Le 2 mars, au beau milieu du « confiteor », l’abbé Gaultier lui donne à signer une rétractation, « pour vous épargner la peine de la composer vous-même ». Mais il reste quelques forces à M. de Voltaire : « C’est moi-même qui vais le faire… », et il la fait d’un trait. Que dit-il ? Non pas qu’il est catholique. Non pas qu’il renie ses œuvres, mais que « s’il avait jamais scandalisé l’Église, il en demande pardon à Dieu et à elle » !
Apaisé par cette rétractation, il se confesse et reçoit l’absolution. Mais ses crachements de sang lui interdisent malheureusement toute communion ! Un peu inquiet, l’abbé lui fait alors signer un post-scriptum, qui dément à l’avance un éventuel reniement du mourant. Est-ce la faute de Voltaire si, cette rétractation de la rétractation, il l’avait déjà rédigée ? « Je meurs en adorant Dieu, en aimant mes amis, en ne haïssant pas mes ennemis, et en détestant la superstition. » Que ce credo déiste ne dise pas comment on peut « détester » sans « haïr », n’enlève rien à son panache.

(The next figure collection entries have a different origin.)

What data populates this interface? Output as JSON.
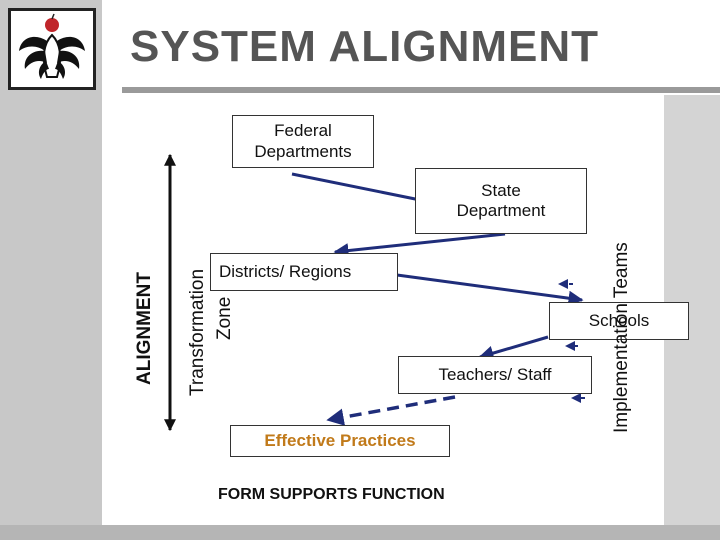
{
  "slide": {
    "title": "SYSTEM ALIGNMENT",
    "boxes": {
      "federal": "Federal Departments",
      "state": "State Department",
      "districts": "Districts/ Regions",
      "schools": "Schools",
      "teachers": "Teachers/ Staff",
      "practices": "Effective Practices"
    },
    "labels": {
      "alignment": "ALIGNMENT",
      "transformation": "Transformation",
      "zone": "Zone",
      "implementation": "Implementation Teams"
    },
    "footer": "FORM SUPPORTS FUNCTION",
    "colors": {
      "arrow": "#1f2d7a",
      "practices_text": "#c17a1a",
      "title": "#555555",
      "sidebar": "#c8c8c8"
    },
    "logo_icon": "apple-tree-logo-icon"
  }
}
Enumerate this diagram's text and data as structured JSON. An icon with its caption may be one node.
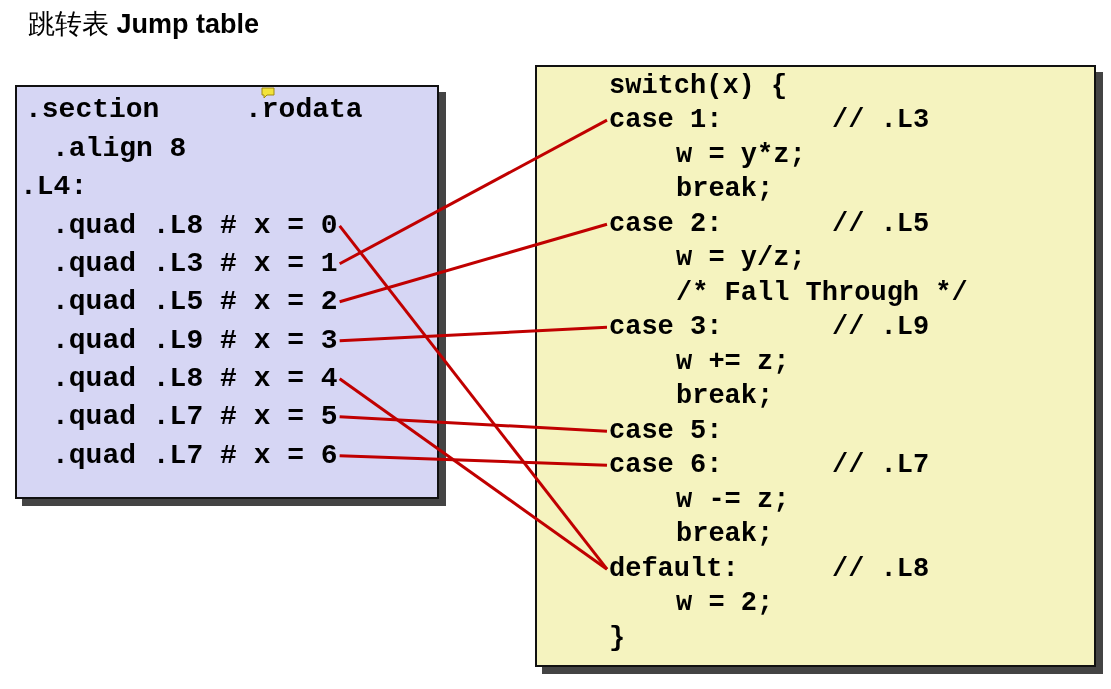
{
  "diagram": {
    "title": "跳转表 **Jump table**",
    "nodes": [
      {
        "text": [],
        "shape": "box"
      },
      {
        "text": [
          ".section",
          ".rodata"
        ],
        "in": 0
      },
      {
        "text": [
          ".align 8"
        ],
        "in": 0
      },
      {
        "text": [
          ".L4:"
        ],
        "in": 0
      },
      {
        "text": [
          ".quad .L8 # x = 0"
        ],
        "in": 0
      },
      {
        "text": [
          ".quad .L3 # x = 1"
        ],
        "in": 0
      },
      {
        "text": [
          ".quad .L5 # x = 2"
        ],
        "in": 0
      },
      {
        "text": [
          ".quad .L9 # x = 3"
        ],
        "in": 0
      },
      {
        "text": [
          ".quad .L8 # x = 4"
        ],
        "in": 0
      },
      {
        "text": [
          ".quad .L7 # x = 5"
        ],
        "in": 0
      },
      {
        "text": [
          ".quad .L7 # x = 6"
        ],
        "in": 0
      },
      {
        "text": [],
        "shape": "box"
      },
      {
        "text": [
          "switch(x) {"
        ],
        "in": 11
      },
      {
        "text": [
          "case 1:",
          "// .L3"
        ],
        "in": 11
      },
      {
        "text": [
          "w = y*z;"
        ],
        "in": 11
      },
      {
        "text": [
          "break;"
        ],
        "in": 11
      },
      {
        "text": [
          "case 2:",
          "// .L5"
        ],
        "in": 11
      },
      {
        "text": [
          "w = y/z;"
        ],
        "in": 11
      },
      {
        "text": [
          "/* Fall Through */"
        ],
        "in": 11
      },
      {
        "text": [
          "case 3:",
          "// .L9"
        ],
        "in": 11
      },
      {
        "text": [
          "w += z;"
        ],
        "in": 11
      },
      {
        "text": [
          "break;"
        ],
        "in": 11
      },
      {
        "text": [
          "case 5:"
        ],
        "in": 11
      },
      {
        "text": [
          "case 6:",
          "// .L7"
        ],
        "in": 11
      },
      {
        "text": [
          "w -= z;"
        ],
        "in": 11
      },
      {
        "text": [
          "break;"
        ],
        "in": 11
      },
      {
        "text": [
          "default:",
          "// .L8"
        ],
        "in": 11
      },
      {
        "text": [
          "w = 2;"
        ],
        "in": 11
      },
      {
        "text": [
          "}"
        ],
        "in": 11
      }
    ],
    "edges": [
      {
        "from": 4,
        "to": 26,
        "arrow": "none"
      },
      {
        "from": 5,
        "to": 13,
        "arrow": "none"
      },
      {
        "from": 6,
        "to": 16,
        "arrow": "none"
      },
      {
        "from": 7,
        "to": 19,
        "arrow": "none"
      },
      {
        "from": 8,
        "to": 26,
        "arrow": "none"
      },
      {
        "from": 9,
        "to": 22,
        "arrow": "none"
      },
      {
        "from": 10,
        "to": 23,
        "arrow": "none"
      }
    ]
  }
}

La perspective, même repoussée, de la communion avait apparemment revigoré le terrible vieillard : le 30 mars, il reçoit l’hommage de l’Académie française, et la foule le porte en triomphe à la Comédie-Française, pour la sixième représentation d’Irène. Mais il reste interdit à Versailles, et son sacre exaspère les dévots.
Le 23 mai, bourré d’opium, il est à l’article de la mort. Plus d’abbé Gaultier : c’est le curé de Saint-Sulpice, plus rigoureux, qui vient exiger une rétractation en règle. Mais Voltaire n’est plus en état de discuter théologie.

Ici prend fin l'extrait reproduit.